Le 1er janvier 2017, l’Onema, l’Agence des aires marines protégées, Parcs nationaux de France et l’Atelier technique des espaces naturels regroupent leurs compétences pour fonder l’Agence française pour la biodiversité. Les ressources techniques et scientifiques continuent à être mises à jour.

Des contrôles ciblés pour atteindre le bon état des eaux

Des contrôles ciblés pour atteindre le bon état des eaux

En 2014, les agents de l’Onema ont réalisé 25 500 contrôles en France pour prévenir et réduire les impacts des usages de l’eau sur la ressource en eau, les espèces et les milieux aquatiques. Ces contrôles permettent de vérifier le respect de la réglementation sur l’eau et les milieux aquatiques et de constater les éventuelles infractions. Plus de 90 % d’entre eux sont réalisés dans le cadre de plans de contrôle élaborés dans chaque département sous l’autorité du préfet et en coordination avec le procureur.

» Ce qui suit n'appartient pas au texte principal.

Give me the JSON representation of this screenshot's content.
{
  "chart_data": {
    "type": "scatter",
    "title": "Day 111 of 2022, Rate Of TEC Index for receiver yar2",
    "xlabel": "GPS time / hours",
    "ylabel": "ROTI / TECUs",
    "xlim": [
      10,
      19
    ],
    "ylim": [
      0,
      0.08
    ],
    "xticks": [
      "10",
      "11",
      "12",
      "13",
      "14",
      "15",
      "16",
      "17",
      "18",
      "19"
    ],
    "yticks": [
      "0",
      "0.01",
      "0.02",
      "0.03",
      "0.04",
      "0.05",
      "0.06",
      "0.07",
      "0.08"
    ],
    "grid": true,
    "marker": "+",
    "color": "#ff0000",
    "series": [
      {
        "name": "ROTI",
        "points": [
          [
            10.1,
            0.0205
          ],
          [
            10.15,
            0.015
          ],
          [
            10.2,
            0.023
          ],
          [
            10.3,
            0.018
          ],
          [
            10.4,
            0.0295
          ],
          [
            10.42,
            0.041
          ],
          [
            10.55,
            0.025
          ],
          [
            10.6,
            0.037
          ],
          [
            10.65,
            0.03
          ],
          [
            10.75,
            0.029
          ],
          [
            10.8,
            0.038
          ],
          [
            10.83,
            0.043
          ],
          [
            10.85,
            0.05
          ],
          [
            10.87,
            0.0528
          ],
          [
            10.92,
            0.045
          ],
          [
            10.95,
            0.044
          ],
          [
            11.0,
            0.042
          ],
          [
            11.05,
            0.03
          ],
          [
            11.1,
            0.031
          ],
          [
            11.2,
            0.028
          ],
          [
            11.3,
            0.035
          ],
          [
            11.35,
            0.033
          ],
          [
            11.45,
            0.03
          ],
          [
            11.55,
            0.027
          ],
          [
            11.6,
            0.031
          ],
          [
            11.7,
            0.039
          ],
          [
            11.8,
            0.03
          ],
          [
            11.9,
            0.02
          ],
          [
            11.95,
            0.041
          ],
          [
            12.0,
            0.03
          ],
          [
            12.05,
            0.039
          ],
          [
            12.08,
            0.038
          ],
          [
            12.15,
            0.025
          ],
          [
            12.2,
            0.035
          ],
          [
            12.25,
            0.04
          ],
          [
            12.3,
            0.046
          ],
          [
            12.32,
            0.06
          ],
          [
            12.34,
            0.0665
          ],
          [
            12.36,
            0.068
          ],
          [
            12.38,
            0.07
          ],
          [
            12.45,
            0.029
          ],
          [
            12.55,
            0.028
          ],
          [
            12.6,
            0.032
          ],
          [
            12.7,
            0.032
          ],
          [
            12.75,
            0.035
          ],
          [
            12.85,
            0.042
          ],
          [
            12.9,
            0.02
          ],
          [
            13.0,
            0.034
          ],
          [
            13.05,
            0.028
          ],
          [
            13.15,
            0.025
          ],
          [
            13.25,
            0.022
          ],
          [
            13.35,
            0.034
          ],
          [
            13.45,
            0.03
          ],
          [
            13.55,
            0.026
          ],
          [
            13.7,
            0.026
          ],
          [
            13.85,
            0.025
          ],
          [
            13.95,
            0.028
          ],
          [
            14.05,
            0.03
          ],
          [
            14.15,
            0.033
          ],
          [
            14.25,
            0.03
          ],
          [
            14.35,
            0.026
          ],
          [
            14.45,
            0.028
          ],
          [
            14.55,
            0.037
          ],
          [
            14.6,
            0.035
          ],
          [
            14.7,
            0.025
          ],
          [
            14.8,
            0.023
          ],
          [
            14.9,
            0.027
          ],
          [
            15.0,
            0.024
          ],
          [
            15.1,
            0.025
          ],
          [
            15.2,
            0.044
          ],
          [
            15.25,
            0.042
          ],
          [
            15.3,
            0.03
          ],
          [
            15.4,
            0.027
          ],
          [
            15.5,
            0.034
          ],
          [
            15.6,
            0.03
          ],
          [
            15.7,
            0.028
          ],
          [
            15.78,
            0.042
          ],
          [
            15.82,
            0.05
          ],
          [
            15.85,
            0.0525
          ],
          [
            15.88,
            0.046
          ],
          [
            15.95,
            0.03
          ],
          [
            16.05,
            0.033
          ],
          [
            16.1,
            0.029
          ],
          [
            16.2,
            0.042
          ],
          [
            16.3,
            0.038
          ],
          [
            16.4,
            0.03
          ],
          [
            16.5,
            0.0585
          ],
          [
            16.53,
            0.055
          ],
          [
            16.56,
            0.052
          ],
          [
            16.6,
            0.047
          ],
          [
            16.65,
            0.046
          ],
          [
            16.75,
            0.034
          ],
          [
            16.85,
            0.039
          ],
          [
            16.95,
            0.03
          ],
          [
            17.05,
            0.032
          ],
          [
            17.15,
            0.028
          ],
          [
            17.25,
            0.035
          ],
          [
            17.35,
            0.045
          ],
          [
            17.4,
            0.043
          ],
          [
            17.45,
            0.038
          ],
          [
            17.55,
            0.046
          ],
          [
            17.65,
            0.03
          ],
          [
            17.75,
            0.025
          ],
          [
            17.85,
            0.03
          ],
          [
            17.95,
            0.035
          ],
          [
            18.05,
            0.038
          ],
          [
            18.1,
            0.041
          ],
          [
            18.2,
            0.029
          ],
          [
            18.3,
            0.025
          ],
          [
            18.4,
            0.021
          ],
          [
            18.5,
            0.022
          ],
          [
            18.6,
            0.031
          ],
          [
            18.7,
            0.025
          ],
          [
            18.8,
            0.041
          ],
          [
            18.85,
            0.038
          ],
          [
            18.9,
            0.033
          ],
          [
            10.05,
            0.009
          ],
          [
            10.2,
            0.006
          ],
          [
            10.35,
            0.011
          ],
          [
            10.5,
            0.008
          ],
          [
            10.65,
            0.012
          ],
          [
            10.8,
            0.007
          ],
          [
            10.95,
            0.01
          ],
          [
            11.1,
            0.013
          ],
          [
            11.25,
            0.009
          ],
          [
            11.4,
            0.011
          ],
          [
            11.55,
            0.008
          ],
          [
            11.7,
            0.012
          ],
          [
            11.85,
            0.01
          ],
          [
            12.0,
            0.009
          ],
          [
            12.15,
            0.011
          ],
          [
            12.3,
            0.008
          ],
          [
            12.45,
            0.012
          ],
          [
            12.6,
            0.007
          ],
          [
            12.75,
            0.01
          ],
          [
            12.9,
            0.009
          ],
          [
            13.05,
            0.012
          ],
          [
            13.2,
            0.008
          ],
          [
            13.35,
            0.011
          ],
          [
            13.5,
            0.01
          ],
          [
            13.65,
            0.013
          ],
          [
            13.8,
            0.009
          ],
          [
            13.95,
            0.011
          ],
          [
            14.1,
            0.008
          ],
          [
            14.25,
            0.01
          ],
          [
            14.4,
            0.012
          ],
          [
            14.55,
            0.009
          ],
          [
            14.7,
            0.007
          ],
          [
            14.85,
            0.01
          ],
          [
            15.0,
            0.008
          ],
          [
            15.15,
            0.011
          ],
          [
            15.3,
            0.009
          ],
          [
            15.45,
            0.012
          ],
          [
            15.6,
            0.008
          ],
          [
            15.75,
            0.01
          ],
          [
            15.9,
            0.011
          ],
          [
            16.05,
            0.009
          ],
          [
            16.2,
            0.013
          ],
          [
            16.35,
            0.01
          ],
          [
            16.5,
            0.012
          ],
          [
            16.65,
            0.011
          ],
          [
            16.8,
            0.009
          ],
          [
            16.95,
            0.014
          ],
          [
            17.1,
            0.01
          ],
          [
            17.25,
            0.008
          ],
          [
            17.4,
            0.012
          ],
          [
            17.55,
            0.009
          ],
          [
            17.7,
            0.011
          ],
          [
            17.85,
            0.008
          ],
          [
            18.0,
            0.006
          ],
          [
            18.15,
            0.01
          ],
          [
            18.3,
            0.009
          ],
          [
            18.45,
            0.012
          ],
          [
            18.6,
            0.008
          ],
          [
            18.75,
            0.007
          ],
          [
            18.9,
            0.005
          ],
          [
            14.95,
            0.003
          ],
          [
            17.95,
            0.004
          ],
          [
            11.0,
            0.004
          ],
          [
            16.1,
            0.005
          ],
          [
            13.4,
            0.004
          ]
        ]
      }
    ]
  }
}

Réalisé en 2009, l’état des masses d’eau a montré que seules 45 % des eaux sont en bon état. Si la situation s’est améliorée depuis, cela reste insuffisant. Des progrès doivent être faits pour renforcer la prévention en matière de qualité de l’eau et mieux maîtriser les pollutions diffuses plutôt que de devoir réaliser des traitements coûteux qui pèsent sur la facture d’eau.

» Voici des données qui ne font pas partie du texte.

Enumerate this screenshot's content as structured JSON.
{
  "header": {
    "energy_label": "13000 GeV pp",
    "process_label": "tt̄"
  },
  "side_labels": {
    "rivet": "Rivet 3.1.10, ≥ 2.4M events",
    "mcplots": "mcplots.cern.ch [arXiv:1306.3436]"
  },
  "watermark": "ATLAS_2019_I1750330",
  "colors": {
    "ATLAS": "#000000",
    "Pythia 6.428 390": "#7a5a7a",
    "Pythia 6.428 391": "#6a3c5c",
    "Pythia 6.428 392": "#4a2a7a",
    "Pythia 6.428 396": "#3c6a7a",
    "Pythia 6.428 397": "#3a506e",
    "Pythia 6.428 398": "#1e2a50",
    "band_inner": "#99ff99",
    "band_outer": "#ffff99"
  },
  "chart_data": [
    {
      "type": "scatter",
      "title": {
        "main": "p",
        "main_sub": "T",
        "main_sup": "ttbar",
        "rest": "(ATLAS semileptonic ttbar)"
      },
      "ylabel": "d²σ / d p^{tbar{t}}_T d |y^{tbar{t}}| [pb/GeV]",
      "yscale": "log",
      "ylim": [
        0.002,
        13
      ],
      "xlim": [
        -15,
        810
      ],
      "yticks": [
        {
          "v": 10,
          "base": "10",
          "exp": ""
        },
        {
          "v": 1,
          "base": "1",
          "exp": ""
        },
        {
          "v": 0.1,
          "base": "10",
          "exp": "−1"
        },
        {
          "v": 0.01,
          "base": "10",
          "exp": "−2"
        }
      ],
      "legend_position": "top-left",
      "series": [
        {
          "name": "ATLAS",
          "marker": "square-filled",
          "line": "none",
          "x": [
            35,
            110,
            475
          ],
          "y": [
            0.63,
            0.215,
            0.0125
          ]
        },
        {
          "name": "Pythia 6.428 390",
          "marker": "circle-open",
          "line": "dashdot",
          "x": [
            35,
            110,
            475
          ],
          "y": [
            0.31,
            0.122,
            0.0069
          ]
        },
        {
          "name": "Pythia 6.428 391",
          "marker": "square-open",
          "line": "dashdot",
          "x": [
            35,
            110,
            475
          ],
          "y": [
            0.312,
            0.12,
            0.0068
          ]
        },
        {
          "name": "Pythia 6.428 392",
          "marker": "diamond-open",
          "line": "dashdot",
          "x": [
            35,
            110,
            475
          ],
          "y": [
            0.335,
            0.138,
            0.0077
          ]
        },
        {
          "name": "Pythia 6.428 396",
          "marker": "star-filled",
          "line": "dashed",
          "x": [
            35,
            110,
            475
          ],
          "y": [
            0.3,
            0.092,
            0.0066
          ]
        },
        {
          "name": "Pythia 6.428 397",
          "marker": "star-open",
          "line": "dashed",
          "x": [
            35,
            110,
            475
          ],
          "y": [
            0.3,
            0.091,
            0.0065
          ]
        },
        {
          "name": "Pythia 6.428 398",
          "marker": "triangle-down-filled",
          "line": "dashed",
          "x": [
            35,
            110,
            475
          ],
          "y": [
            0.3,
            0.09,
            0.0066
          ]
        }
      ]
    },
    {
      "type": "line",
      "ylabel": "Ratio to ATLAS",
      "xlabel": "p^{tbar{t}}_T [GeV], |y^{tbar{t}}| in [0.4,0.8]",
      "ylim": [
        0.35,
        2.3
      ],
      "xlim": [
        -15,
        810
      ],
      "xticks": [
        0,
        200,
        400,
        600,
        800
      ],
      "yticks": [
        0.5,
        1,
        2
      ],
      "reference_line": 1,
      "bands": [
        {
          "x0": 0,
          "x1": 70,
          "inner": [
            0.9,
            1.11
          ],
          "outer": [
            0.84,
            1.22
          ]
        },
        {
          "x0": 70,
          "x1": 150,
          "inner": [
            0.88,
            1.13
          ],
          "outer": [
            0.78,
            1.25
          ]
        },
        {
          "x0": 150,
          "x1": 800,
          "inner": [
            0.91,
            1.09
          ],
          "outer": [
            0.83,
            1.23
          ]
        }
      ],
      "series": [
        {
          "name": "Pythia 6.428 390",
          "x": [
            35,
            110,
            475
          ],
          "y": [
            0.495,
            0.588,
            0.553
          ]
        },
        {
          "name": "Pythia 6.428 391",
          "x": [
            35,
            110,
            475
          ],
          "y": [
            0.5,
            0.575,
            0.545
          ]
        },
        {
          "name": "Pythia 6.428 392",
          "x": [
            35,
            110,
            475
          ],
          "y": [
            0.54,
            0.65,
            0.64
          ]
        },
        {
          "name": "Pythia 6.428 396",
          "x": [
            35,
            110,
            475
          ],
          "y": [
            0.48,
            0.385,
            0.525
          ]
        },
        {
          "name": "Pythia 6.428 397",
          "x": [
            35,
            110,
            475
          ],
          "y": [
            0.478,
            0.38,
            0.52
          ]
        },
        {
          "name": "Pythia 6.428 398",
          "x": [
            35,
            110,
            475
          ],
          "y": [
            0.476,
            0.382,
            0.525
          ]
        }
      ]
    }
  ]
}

Pour atteindre les objectifs de qualité des milieux aquatiques, les contrôles réalisés par l’Onema répondent à quatre objectifs :

  • veiller sur le terrain au respect de la réglementation des usages de l’eau et de la préservation des milieux aquatiques ;
  • constater les éventuelles infractions ;
  • évaluer l’importance des dommages causés à l’environnement et proposer les mesures susceptibles d’y remédier ;
  • mettre en oeuvre les mesures susceptibles d’y remédier : sanctions administratives, poursuites pénales…

 

Des contrôles exercés par 600 inspecteurs de l’environnement

Les contrôles sont exercés à l’Onema par environ 600 agents de terrain qui y consacrent 50 % de leur temps. L’autre moitié du temps est consacrée à la connaissance et à l’appui aux politiques de l’eau ; le maintien d’une grande compétence technique étant indispensable pour des contrôles en matière de débit réservé ou de continuité écologique par exemple. Ces agents sont dorénavant des inspecteurs de l’environnement, en application de l’ordonnance d’harmonisation des polices de l’environnement entrée en vigueur au 1er juillet 2013. Agents commissionnés et assermentés, ils exercent un rôle de police judiciaire, sous l’autorité des procureurs de la République. 78 % des contrôles sont exclusivement assurés par des équipes Onema et 22 % sont effectués en interservices.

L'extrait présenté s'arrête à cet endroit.